MAS managing director steps down, replacement named

Ravi Menon steps down MAS chief

The incumbent managing director of Singapore’s chief financial regulator, the Monetary Authority of Singapore (MAS), has announced his retirement from the organisation and Singapore’s public service.

Ravi Menon, who has served as MAS chief for more than a decade, will retire from his duties at the regulator effective 1 January 2024.

Current permanent secretary (development) at the Ministry of Manpower (MOM) and former manager across several MAS functions, Chia Der Jiun, has been appointed as Menon’s successor and board director from 1 January.

In his past roles at the MAS, Chia, the regulator has noted, has contributed significantly to the Singaporean financial services sector, in the forms of restructuring the banking sector, reviewing asset allocation policies and enhancing national payment systems.

He was also seconded for two years to the International Monetary Fund (IMF) as executive director for Southeast Asia.

Menon has spent 29 years at the MAS, having held the position of managing director since 2011.

In May this year he was re-appointed for another two-year term.

“As managing director, Mr Menon has been the driving force behind MAS’ initiatives to make Singapore’s financial sector more resilient, innovative, and purposeful,” a statement from the central bank said.

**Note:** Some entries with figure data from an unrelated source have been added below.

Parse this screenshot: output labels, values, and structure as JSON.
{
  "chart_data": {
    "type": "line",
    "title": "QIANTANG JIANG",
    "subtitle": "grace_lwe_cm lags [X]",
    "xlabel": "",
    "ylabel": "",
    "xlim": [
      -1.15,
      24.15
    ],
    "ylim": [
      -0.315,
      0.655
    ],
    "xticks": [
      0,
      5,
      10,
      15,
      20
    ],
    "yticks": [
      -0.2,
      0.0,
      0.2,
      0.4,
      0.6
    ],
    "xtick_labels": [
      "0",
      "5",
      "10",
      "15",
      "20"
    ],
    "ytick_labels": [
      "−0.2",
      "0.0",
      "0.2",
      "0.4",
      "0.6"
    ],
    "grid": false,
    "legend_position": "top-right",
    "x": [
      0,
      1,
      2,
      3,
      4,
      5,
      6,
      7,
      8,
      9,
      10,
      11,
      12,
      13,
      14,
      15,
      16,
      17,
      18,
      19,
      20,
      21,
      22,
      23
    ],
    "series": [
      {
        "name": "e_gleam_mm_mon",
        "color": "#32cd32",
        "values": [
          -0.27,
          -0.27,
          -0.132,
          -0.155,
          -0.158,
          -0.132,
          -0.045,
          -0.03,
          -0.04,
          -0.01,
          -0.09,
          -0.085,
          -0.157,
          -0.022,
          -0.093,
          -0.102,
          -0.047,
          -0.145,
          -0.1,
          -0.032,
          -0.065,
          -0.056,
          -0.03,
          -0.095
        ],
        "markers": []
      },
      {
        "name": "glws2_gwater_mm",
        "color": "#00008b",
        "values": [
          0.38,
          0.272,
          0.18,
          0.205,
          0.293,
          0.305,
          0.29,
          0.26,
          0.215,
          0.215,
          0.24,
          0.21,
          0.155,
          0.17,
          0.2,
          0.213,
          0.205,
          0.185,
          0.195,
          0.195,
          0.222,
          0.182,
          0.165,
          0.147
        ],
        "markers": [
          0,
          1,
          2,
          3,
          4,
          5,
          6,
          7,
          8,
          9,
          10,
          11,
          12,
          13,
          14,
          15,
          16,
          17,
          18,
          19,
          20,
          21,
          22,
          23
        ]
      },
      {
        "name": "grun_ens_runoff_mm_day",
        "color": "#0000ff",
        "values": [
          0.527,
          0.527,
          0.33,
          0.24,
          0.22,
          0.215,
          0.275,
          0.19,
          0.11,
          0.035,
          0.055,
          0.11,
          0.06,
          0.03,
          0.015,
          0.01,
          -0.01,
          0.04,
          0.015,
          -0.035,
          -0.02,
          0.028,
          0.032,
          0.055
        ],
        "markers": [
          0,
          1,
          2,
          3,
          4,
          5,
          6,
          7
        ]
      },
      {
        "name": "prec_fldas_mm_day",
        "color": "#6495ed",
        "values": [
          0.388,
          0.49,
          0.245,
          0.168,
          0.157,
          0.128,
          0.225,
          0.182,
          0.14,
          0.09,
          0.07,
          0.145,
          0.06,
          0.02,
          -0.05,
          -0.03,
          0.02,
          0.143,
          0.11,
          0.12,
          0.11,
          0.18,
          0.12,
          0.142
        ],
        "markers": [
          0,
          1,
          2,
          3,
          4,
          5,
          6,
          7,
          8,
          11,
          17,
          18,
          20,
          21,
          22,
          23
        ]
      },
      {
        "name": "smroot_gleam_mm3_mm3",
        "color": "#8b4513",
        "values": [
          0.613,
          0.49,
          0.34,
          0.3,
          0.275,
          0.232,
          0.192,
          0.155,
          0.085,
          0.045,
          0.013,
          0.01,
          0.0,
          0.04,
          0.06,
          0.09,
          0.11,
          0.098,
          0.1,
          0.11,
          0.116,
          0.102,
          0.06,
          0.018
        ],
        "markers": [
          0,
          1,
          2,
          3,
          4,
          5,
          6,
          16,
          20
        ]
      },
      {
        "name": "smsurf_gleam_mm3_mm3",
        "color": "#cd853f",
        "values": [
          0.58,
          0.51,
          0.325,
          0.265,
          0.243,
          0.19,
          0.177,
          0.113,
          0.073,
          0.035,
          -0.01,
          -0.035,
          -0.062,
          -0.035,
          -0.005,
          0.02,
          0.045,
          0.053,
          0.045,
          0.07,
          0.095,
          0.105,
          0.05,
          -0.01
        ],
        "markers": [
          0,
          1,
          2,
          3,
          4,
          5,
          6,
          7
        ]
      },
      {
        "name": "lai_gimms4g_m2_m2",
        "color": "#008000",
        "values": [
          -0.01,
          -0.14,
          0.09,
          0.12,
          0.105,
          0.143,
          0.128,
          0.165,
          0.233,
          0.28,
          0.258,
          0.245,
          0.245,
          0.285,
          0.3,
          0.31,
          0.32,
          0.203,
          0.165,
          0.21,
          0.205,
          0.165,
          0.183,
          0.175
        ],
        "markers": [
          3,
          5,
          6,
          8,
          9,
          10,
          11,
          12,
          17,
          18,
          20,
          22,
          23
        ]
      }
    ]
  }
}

“Mr Menon led the reform of Singapore’s financial regulatory framework following the global financial crisis, strengthened the enforcement regime against money laundering and market misconduct, and developed MAS’ macroprudential policies to ensure a sustainable property market.

The regulator added: “Mr Menon played a pivotal role in positioning Singapore as a leading FinTech hub.

“He steered the growth of Singapore’s electronic payment ecosystem, initiated a regulatory sandbox to promote experimentation, and oversaw the introduction of digital banking licences.”

During his time at MAS, Menon worked closely with industry stakeholders to develop and implement strategies and programs that improved financial skills and careers, strengthened the sector’s resilience to climate risks, established a green finance hub, introduced Covid-19 response measures that protected the sector and spearheaded schemes to accelerate digitalisation.